La settimana scorsa ho partecipato a un incontro con l’ingegner Gian Paolo Dallara, proprietario dell’omonima azienda di automobili da competizione che ha vinto su tutti i circuiti del mondo. Ne ho tratto l’identikit dell’imprenditore ideale, caratterizzato da questi sei punti.

Primo. Uno spiccato desiderio personale di creare qualcosa di bello e di grande e di non sentirsi mai arrivato. L’ingegnere non si è accontentato di un percorso lavorativo da favola che l’ha portato fin da giovanissimo in Ferrari, Lamborghini, Maserati, De Tomaso, Lancia, ma ha voluto rischiare tutto per costruire una sua macchina da corsa cominciando da zero.

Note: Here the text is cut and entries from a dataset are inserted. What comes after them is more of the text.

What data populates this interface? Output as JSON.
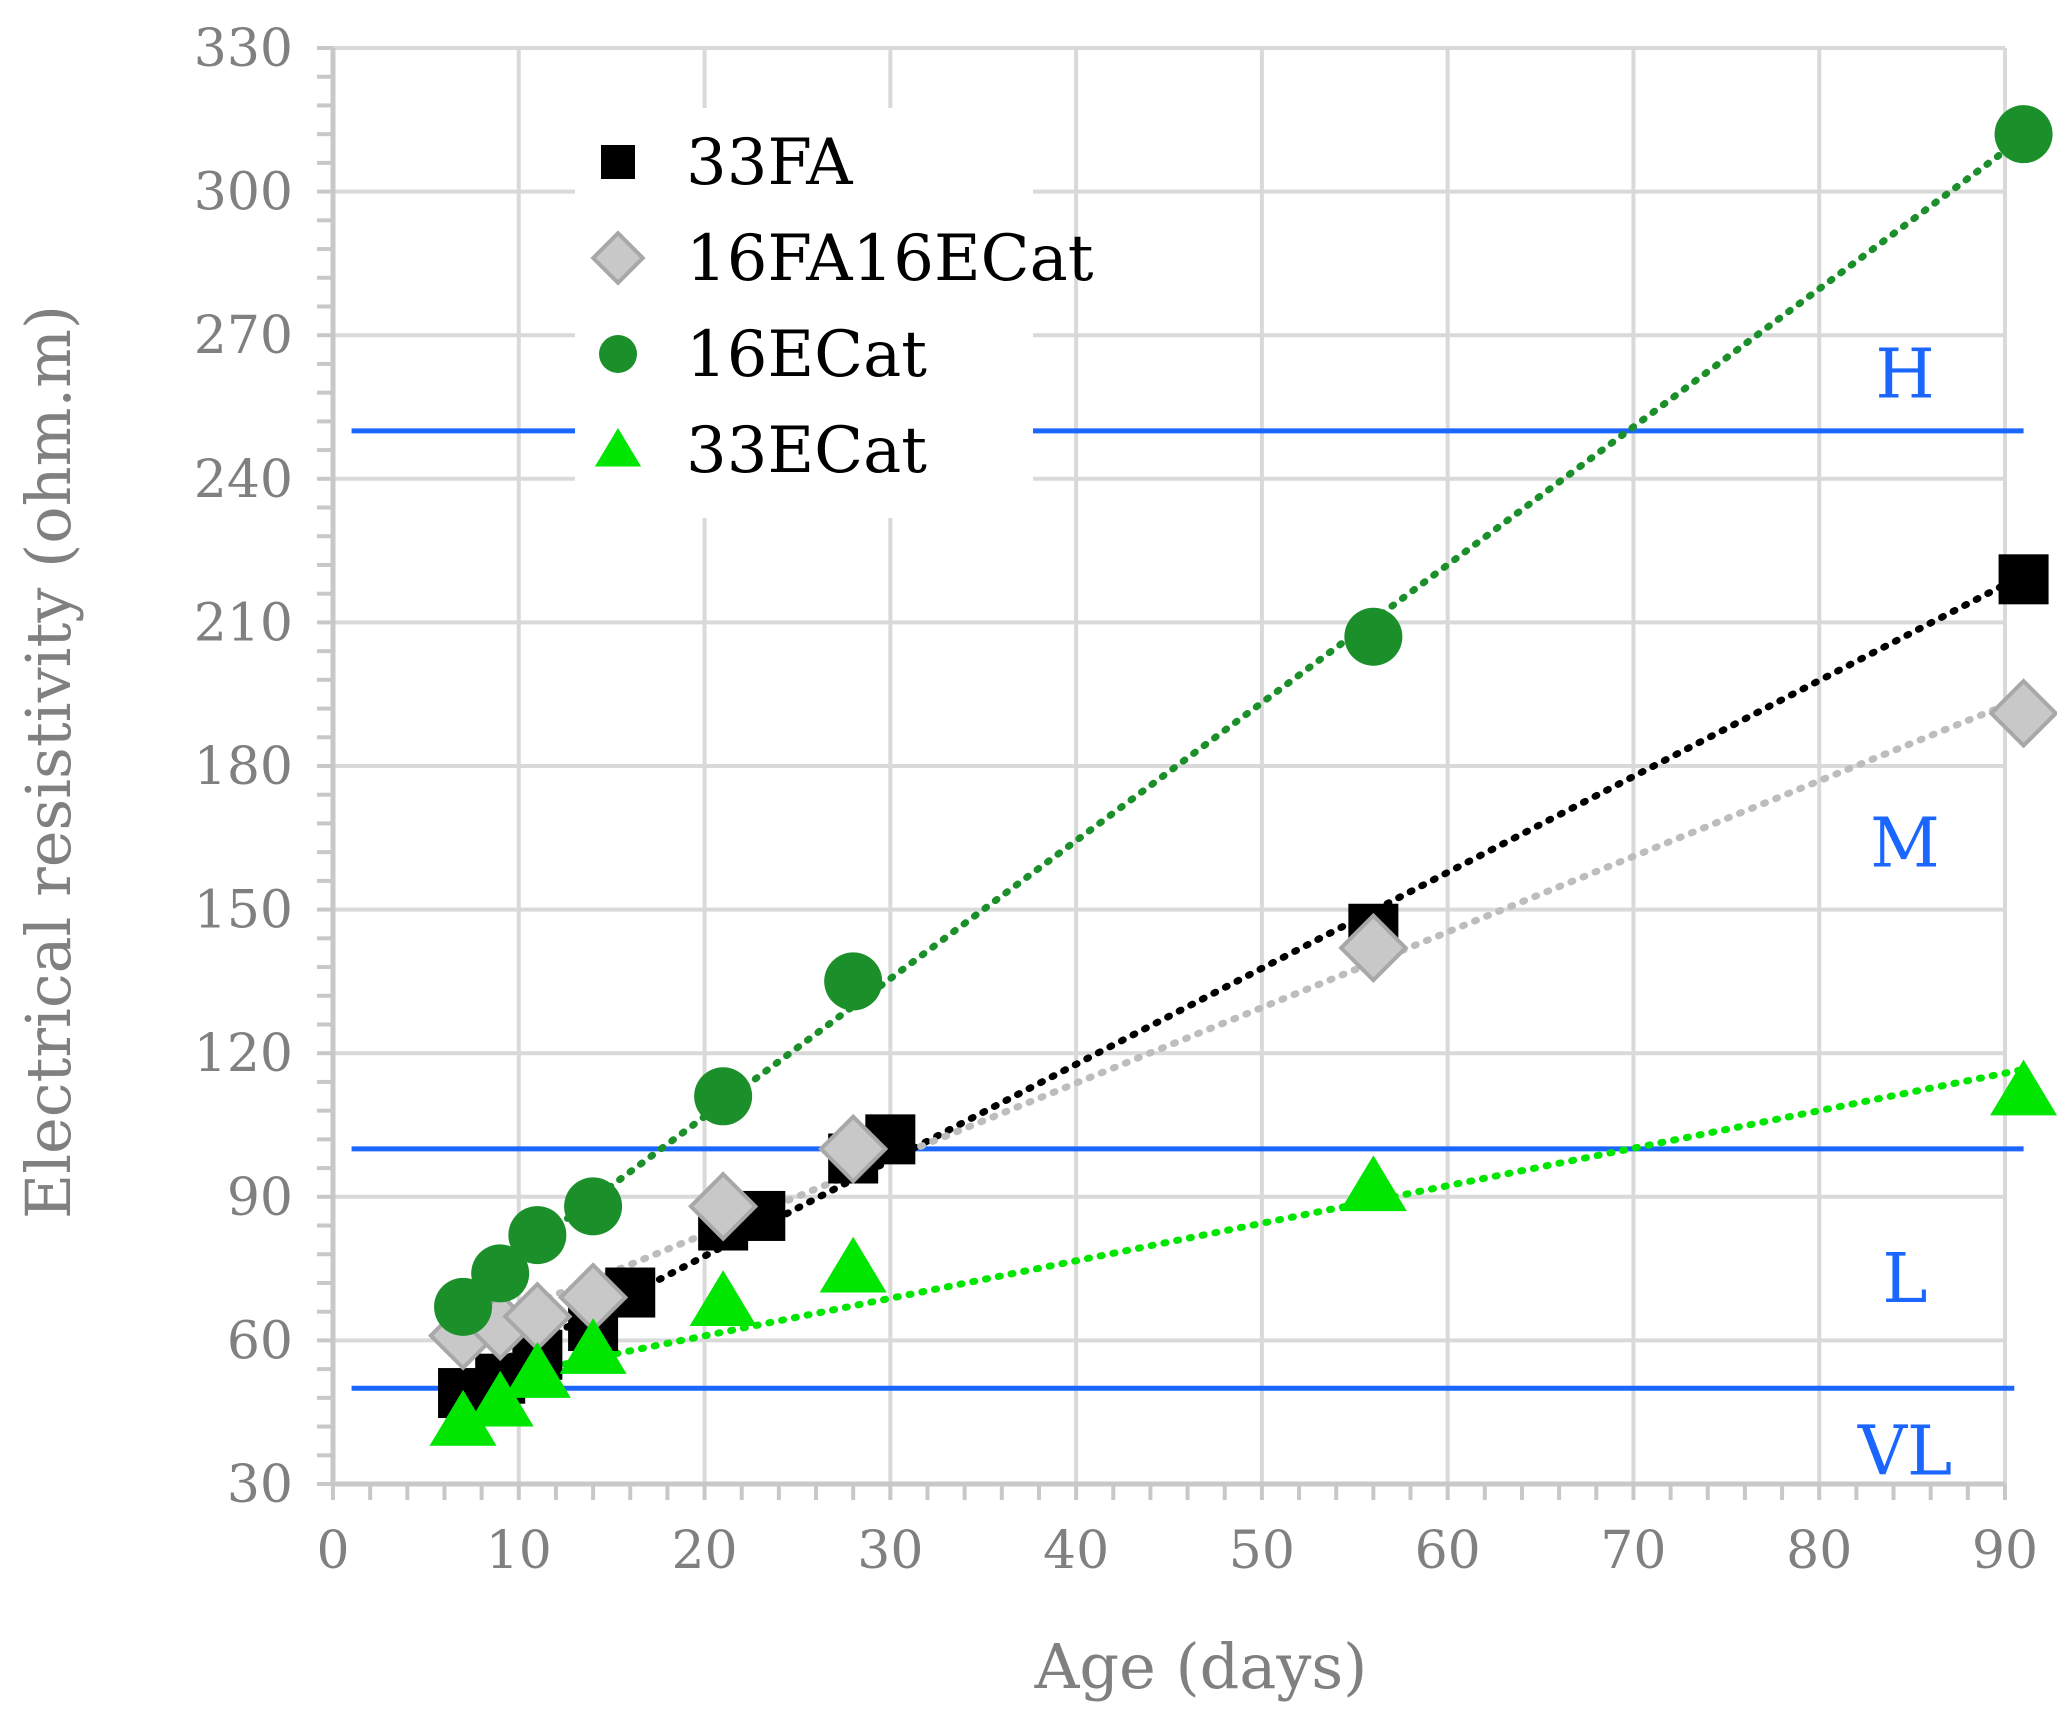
{
  "chart_data": {
    "type": "scatter",
    "title": "",
    "xlabel": "Age (days)",
    "ylabel": "Electrical resistivity  (ohm.m)",
    "xlim": [
      0,
      90
    ],
    "ylim": [
      30,
      330
    ],
    "xticks": [
      0,
      10,
      20,
      30,
      40,
      50,
      60,
      70,
      80,
      90
    ],
    "yticks": [
      30,
      60,
      90,
      120,
      150,
      180,
      210,
      240,
      270,
      300,
      330
    ],
    "grid": true,
    "legend_position": "top-left",
    "series": [
      {
        "name": "33FA",
        "marker": "square",
        "color": "#000000",
        "trendline": "dotted",
        "trend_color": "#000000",
        "x": [
          7,
          9,
          11,
          14,
          16,
          21,
          23,
          28,
          30,
          56,
          91
        ],
        "y": [
          49,
          52,
          57,
          63,
          70,
          84,
          86,
          98,
          102,
          146,
          219
        ]
      },
      {
        "name": "16FA16ECat",
        "marker": "diamond",
        "color": "#c8c8c8",
        "trendline": "dotted",
        "trend_color": "#bdbdbd",
        "x": [
          7,
          9,
          11,
          14,
          21,
          28,
          56,
          91
        ],
        "y": [
          61,
          63,
          65,
          69,
          88,
          100,
          142,
          191
        ]
      },
      {
        "name": "16ECat",
        "marker": "circle",
        "color": "#1a8f2a",
        "trendline": "dotted",
        "trend_color": "#1a8f2a",
        "x": [
          7,
          9,
          11,
          14,
          21,
          28,
          56,
          91
        ],
        "y": [
          67,
          74,
          82,
          88,
          111,
          135,
          207,
          312
        ]
      },
      {
        "name": "33ECat",
        "marker": "triangle",
        "color": "#00e600",
        "trendline": "dotted",
        "trend_color": "#00e600",
        "x": [
          7,
          9,
          11,
          14,
          21,
          28,
          56,
          91
        ],
        "y": [
          43,
          47,
          53,
          58,
          68,
          75,
          92,
          112
        ]
      }
    ],
    "zones": {
      "line_color": "#1a66ff",
      "thresholds": [
        {
          "y": 50,
          "x_range": [
            1,
            90.5
          ]
        },
        {
          "y": 100,
          "x_range": [
            1,
            91
          ]
        },
        {
          "y": 250,
          "x_range": [
            1,
            91
          ]
        }
      ],
      "labels": [
        {
          "text": "H",
          "y": 262
        },
        {
          "text": "M",
          "y": 164
        },
        {
          "text": "L",
          "y": 73
        },
        {
          "text": "VL",
          "y": 37
        }
      ]
    }
  }
}
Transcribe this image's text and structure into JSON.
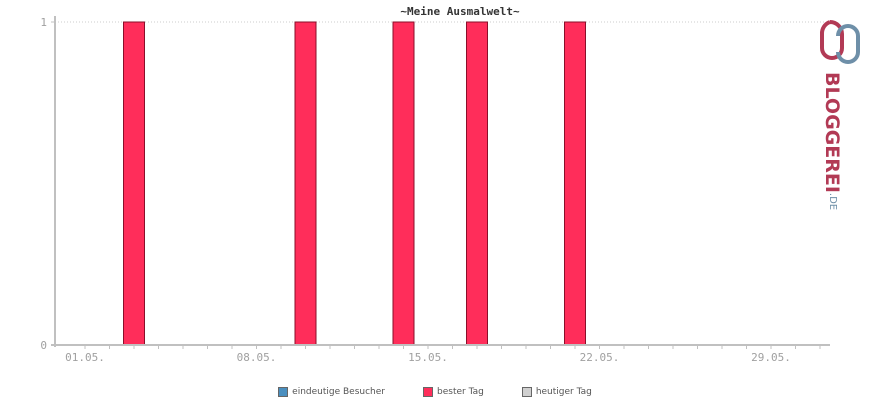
{
  "chart_data": {
    "type": "bar",
    "title": "~Meine Ausmalwelt~",
    "x_tick_labels": [
      "01.05.",
      "08.05.",
      "15.05.",
      "22.05.",
      "29.05."
    ],
    "days": [
      "01.05.",
      "02.05.",
      "03.05.",
      "04.05.",
      "05.05.",
      "06.05.",
      "07.05.",
      "08.05.",
      "09.05.",
      "10.05.",
      "11.05.",
      "12.05.",
      "13.05.",
      "14.05.",
      "15.05.",
      "16.05.",
      "17.05.",
      "18.05.",
      "19.05.",
      "20.05.",
      "21.05.",
      "22.05.",
      "23.05.",
      "24.05.",
      "25.05.",
      "26.05.",
      "27.05.",
      "28.05.",
      "29.05.",
      "30.05.",
      "31.05."
    ],
    "series": [
      {
        "name": "eindeutige Besucher",
        "color": "#4a8fbf",
        "values": [
          0,
          0,
          0,
          0,
          0,
          0,
          0,
          0,
          0,
          0,
          0,
          0,
          0,
          0,
          0,
          0,
          0,
          0,
          0,
          0,
          0,
          0,
          0,
          0,
          0,
          0,
          0,
          0,
          0,
          0,
          0
        ]
      },
      {
        "name": "bester Tag",
        "color": "#ff2d5a",
        "values": [
          0,
          0,
          1,
          0,
          0,
          0,
          0,
          0,
          0,
          1,
          0,
          0,
          0,
          1,
          0,
          0,
          1,
          0,
          0,
          0,
          1,
          0,
          0,
          0,
          0,
          0,
          0,
          0,
          0,
          0,
          0
        ]
      },
      {
        "name": "heutiger Tag",
        "color": "#d0d0d0",
        "values": [
          0,
          0,
          0,
          0,
          0,
          0,
          0,
          0,
          0,
          0,
          0,
          0,
          0,
          0,
          0,
          0,
          0,
          0,
          0,
          0,
          0,
          0,
          0,
          0,
          0,
          0,
          0,
          0,
          0,
          0,
          0
        ]
      }
    ],
    "y_ticks": [
      "0",
      "1"
    ],
    "ylim": [
      0,
      1
    ],
    "grid": true,
    "legend_position": "bottom"
  },
  "logo": {
    "text_main": "BLOGGEREI",
    "text_suffix": ".DE"
  },
  "colors": {
    "bar": "#ff2d5a",
    "bar_stroke": "#8a0f2a",
    "axis": "#c0c0c0",
    "grid": "#cccccc"
  }
}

Secondo. Un certo modo di concepire gli utili aziendali. Di recente, con i suoi soci ha deciso che l’80 per cento degli utili rimangano in azienda per i prossimi 25 anni. E che tali somme saranno utilizzate per formare i lavoratori affinché siano in grado di creare “la vettura di domani”.

Non solo formazione interna, di cui avvantaggiarsi direttamente, ma, terzo punto, uno sguardo più largo al territorio: la Dallara ha dato tre milioni di euro per le attrezzature della scuola professionale di Fornovo.

Quarto. Uno sguardo positivo e capace di valorizzare, riconoscendo che le università italiane preparano i giovani a imparare e che questi “sono bravi, si appassionano e hanno voglia di fare”.

Quinto. Un tipo di leadership per cui i successi sono collettivi e le sconfitte servono per imparare.

Sesto. La capacità di essere grato e l’impegno a restituire. Per questo degli utili distribuiti alla famiglia, il 50 per cento finirà in una fondazione per aiutare chi, per ragioni economiche, fosse costretto a rinunciare agli studi.

In sintesi, è il profilo di un imprenditore alternativo al neoliberismo finanziario, che concepisce la ricchezza come un affare da economia reale. Un affare che si può definire anche sociale.